J-5 La nuit entre dans Java comme dans des draps humides, rafraîchissants d’un orage. Les singes hululent, les chats feulent, les coq roucoulent. Les nuages bas ourlent nos pas. Dans le volcan, le bleu. Le bleu des yeux de mon père. Le bleu à peine entraperçu et éternel, indifférent des yeux de mon père. Dans les vapeurs de souffre je bois jusqu’à la lie la honte de ma faiblesse, déroulée sur les trois kilomètres en à-pic de la route du volcan. Le piano tombe naturellement après la pluie. Après la pluie. Jamais je n’avais vu de paysage aussi beau. A vous fendre le cœur de la désolation ondoyante des coulées de souffre, les troncs d’arbre fossilisés préfigurant du ciel. Et le silence impossible, incompréhensible, irréaliste du cratère. S’asseoir en n’ayant rien d’autre à faire que se taire. Avant la pluie.

Kawah Ijen

Plateau de l’Ijen /

J-5 Les petits enfants Van Hells avaient le regard fatigué, vide des enfants de 1930 nés loin dans les colonies abruptes. Ils sont morts depuis longtemps et je les garde en mémoire dans notre chambre misérable de notre hôtel suranné. Vide. Immense. Shining bien sûr. Le ventilateur dans la fraîcheur tout juste naissante de la nuit. La lumière faiblarde suintant de l’abat jour en rotin entouré d’insectes fatigués.
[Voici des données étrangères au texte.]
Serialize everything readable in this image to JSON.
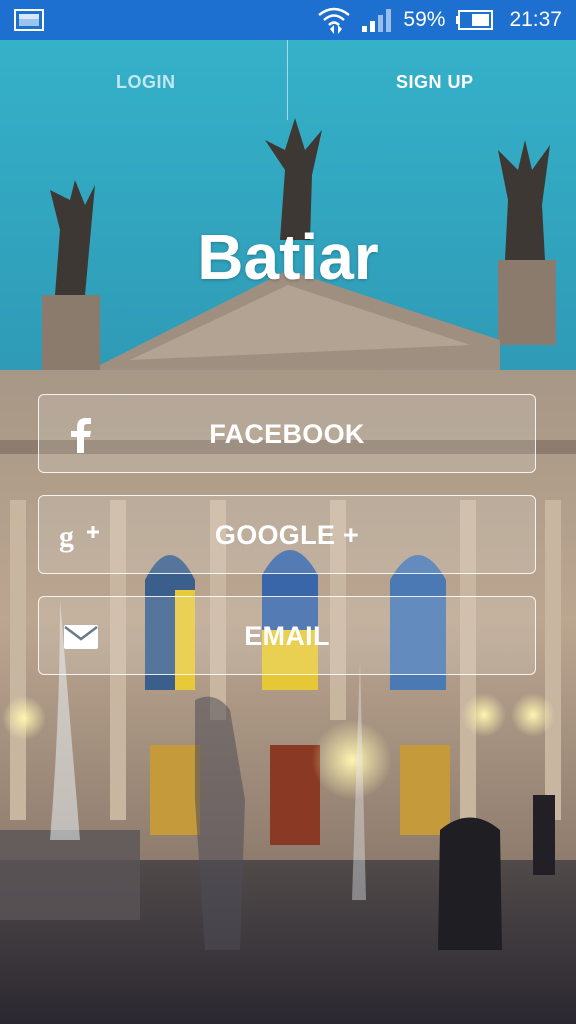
{
  "status_bar": {
    "battery_percent": "59%",
    "time": "21:37",
    "icons": [
      "screenshot-icon",
      "wifi-icon",
      "signal-icon",
      "battery-icon"
    ],
    "color": "#1d6fd0"
  },
  "tabs": {
    "login_label": "LOGIN",
    "signup_label": "SIGN UP",
    "active": "SIGN UP"
  },
  "title": "Batiar",
  "buttons": {
    "facebook": {
      "label": "FACEBOOK",
      "icon": "facebook-icon"
    },
    "google": {
      "label": "GOOGLE +",
      "icon": "google-plus-icon"
    },
    "email": {
      "label": "EMAIL",
      "icon": "mail-icon"
    }
  },
  "colors": {
    "sky_top": "#3bb7cc",
    "sky_bottom": "#2c8fae",
    "building": "#b9a691",
    "button_border": "#ffffff"
  }
}
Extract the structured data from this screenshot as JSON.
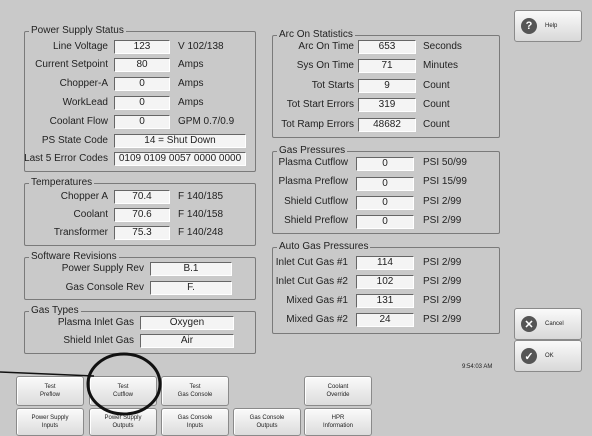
{
  "power_supply": {
    "title": "Power Supply Status",
    "line_voltage": {
      "label": "Line Voltage",
      "value": "123",
      "unit": "V 102/138"
    },
    "current_setpoint": {
      "label": "Current Setpoint",
      "value": "80",
      "unit": "Amps"
    },
    "chopper_a": {
      "label": "Chopper-A",
      "value": "0",
      "unit": "Amps"
    },
    "worklead": {
      "label": "WorkLead",
      "value": "0",
      "unit": "Amps"
    },
    "coolant_flow": {
      "label": "Coolant Flow",
      "value": "0",
      "unit": "GPM 0.7/0.9"
    },
    "ps_state": {
      "label": "PS State Code",
      "value": "14 = Shut Down"
    },
    "error_codes": {
      "label": "Last 5 Error Codes",
      "value": "0109 0109 0057 0000 0000"
    }
  },
  "temperatures": {
    "title": "Temperatures",
    "chopper_a": {
      "label": "Chopper A",
      "value": "70.4",
      "unit": "F 140/185"
    },
    "coolant": {
      "label": "Coolant",
      "value": "70.6",
      "unit": "F 140/158"
    },
    "transformer": {
      "label": "Transformer",
      "value": "75.3",
      "unit": "F 140/248"
    }
  },
  "software": {
    "title": "Software Revisions",
    "power_supply_rev": {
      "label": "Power Supply Rev",
      "value": "B.1"
    },
    "gas_console_rev": {
      "label": "Gas Console Rev",
      "value": "F."
    }
  },
  "gas_types": {
    "title": "Gas Types",
    "plasma_inlet": {
      "label": "Plasma Inlet Gas",
      "value": "Oxygen"
    },
    "shield_inlet": {
      "label": "Shield Inlet Gas",
      "value": "Air"
    }
  },
  "arc_on": {
    "title": "Arc On Statistics",
    "arc_on_time": {
      "label": "Arc On Time",
      "value": "653",
      "unit": "Seconds"
    },
    "sys_on_time": {
      "label": "Sys On Time",
      "value": "71",
      "unit": "Minutes"
    },
    "tot_starts": {
      "label": "Tot Starts",
      "value": "9",
      "unit": "Count"
    },
    "tot_start_errors": {
      "label": "Tot Start Errors",
      "value": "319",
      "unit": "Count"
    },
    "tot_ramp_errors": {
      "label": "Tot Ramp Errors",
      "value": "48682",
      "unit": "Count"
    }
  },
  "gas_pressures": {
    "title": "Gas Pressures",
    "plasma_cutflow": {
      "label": "Plasma Cutflow",
      "value": "0",
      "unit": "PSI 50/99"
    },
    "plasma_preflow": {
      "label": "Plasma Preflow",
      "value": "0",
      "unit": "PSI 15/99"
    },
    "shield_cutflow": {
      "label": "Shield Cutflow",
      "value": "0",
      "unit": "PSI 2/99"
    },
    "shield_preflow": {
      "label": "Shield Preflow",
      "value": "0",
      "unit": "PSI 2/99"
    }
  },
  "auto_gas": {
    "title": "Auto Gas Pressures",
    "inlet_cut_1": {
      "label": "Inlet Cut Gas #1",
      "value": "114",
      "unit": "PSI 2/99"
    },
    "inlet_cut_2": {
      "label": "Inlet Cut Gas #2",
      "value": "102",
      "unit": "PSI 2/99"
    },
    "mixed_1": {
      "label": "Mixed Gas #1",
      "value": "131",
      "unit": "PSI 2/99"
    },
    "mixed_2": {
      "label": "Mixed Gas #2",
      "value": "24",
      "unit": "PSI 2/99"
    }
  },
  "side": {
    "help": "Help",
    "cancel": "Cancel",
    "ok": "OK"
  },
  "time": "9:54:03 AM",
  "buttons": {
    "test_preflow": [
      "Test",
      "Preflow"
    ],
    "test_cutflow": [
      "Test",
      "Cutflow"
    ],
    "test_gas_console": [
      "Test",
      "Gas Console"
    ],
    "coolant_override": [
      "Coolant",
      "Override"
    ],
    "ps_inputs": [
      "Power Supply",
      "Inputs"
    ],
    "ps_outputs": [
      "Power Supply",
      "Outputs"
    ],
    "gc_inputs": [
      "Gas Console",
      "Inputs"
    ],
    "gc_outputs": [
      "Gas Console",
      "Outputs"
    ],
    "hpr_info": [
      "HPR",
      "Information"
    ]
  }
}
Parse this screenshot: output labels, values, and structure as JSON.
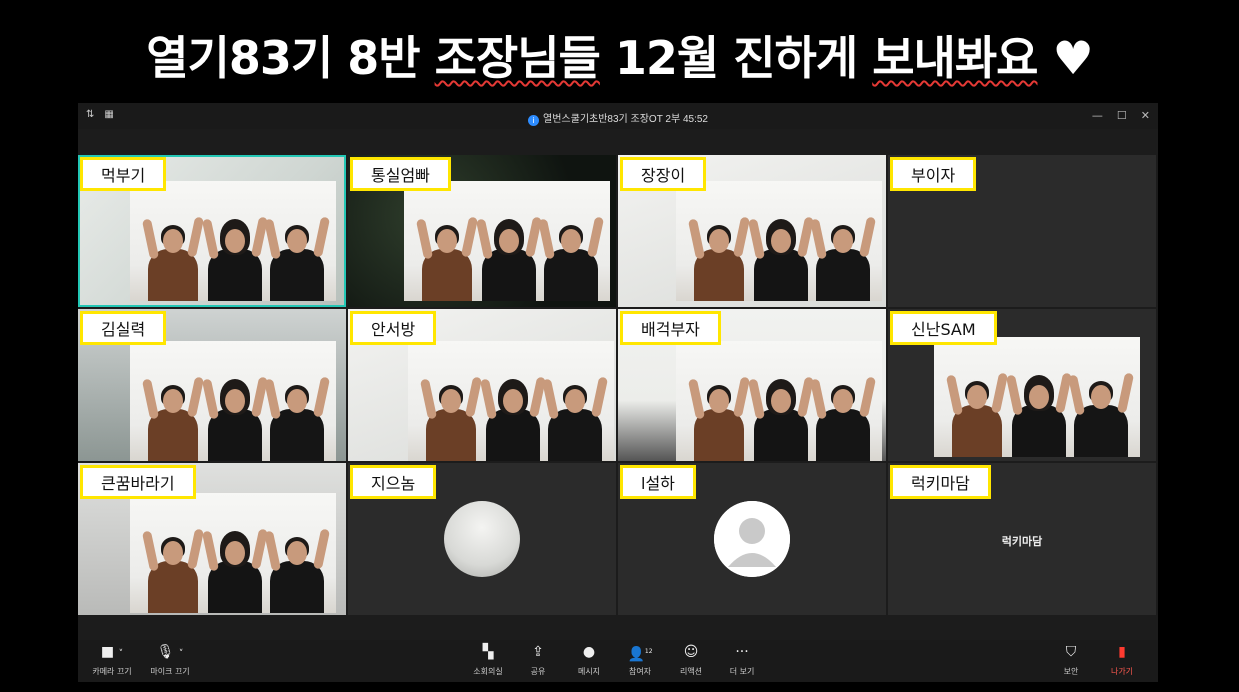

J’ai rêvé très fort de Violaine cette nuit et son souvenir s’est réimprimé dans ma mémoire vive. Sans me quitter une seconde alors que notre jeep traverse les champs de canne à sucre. C’est anormal que je traverse les champs de canne à sucre et que je ne puisse pas lui dire. Plus jamais. Sophie m’a dit ta vie n’est pas en jeu. C’est tellement simplement vrai et tellement simplement triste. Je voyage sans image pour les autres et pourtant pour elle j’en voudrais au moins une. Alors on lave le cerveau des scories de l’amour avec de l’Islande tropicale dans les oreilles, Tookah d’Emilliana Torrini. On garde dans les yeux la couleur des hibiscus. Je dédie à l’Islande et à l’amour l’ombre inexistante des palmiers, les routes mauvaises mais toujours ouvertes, les maisons de montagnes abandonnées, Brahma entourant Siddhartha, les jungles de Conrad, la chair faible du ramboutan, le papier jaune et humide de mon moleskine, les trains disparaissant dans la moiteur condensée des forêts, la silhouette de mon père, la régularité des rizières en terrasse, les cris volcaniques, life is just a flicker in the universe, les futaies décamétriques, les ornières profondes, les montées en première où la nature semble décrocher. L’odeur du souffre.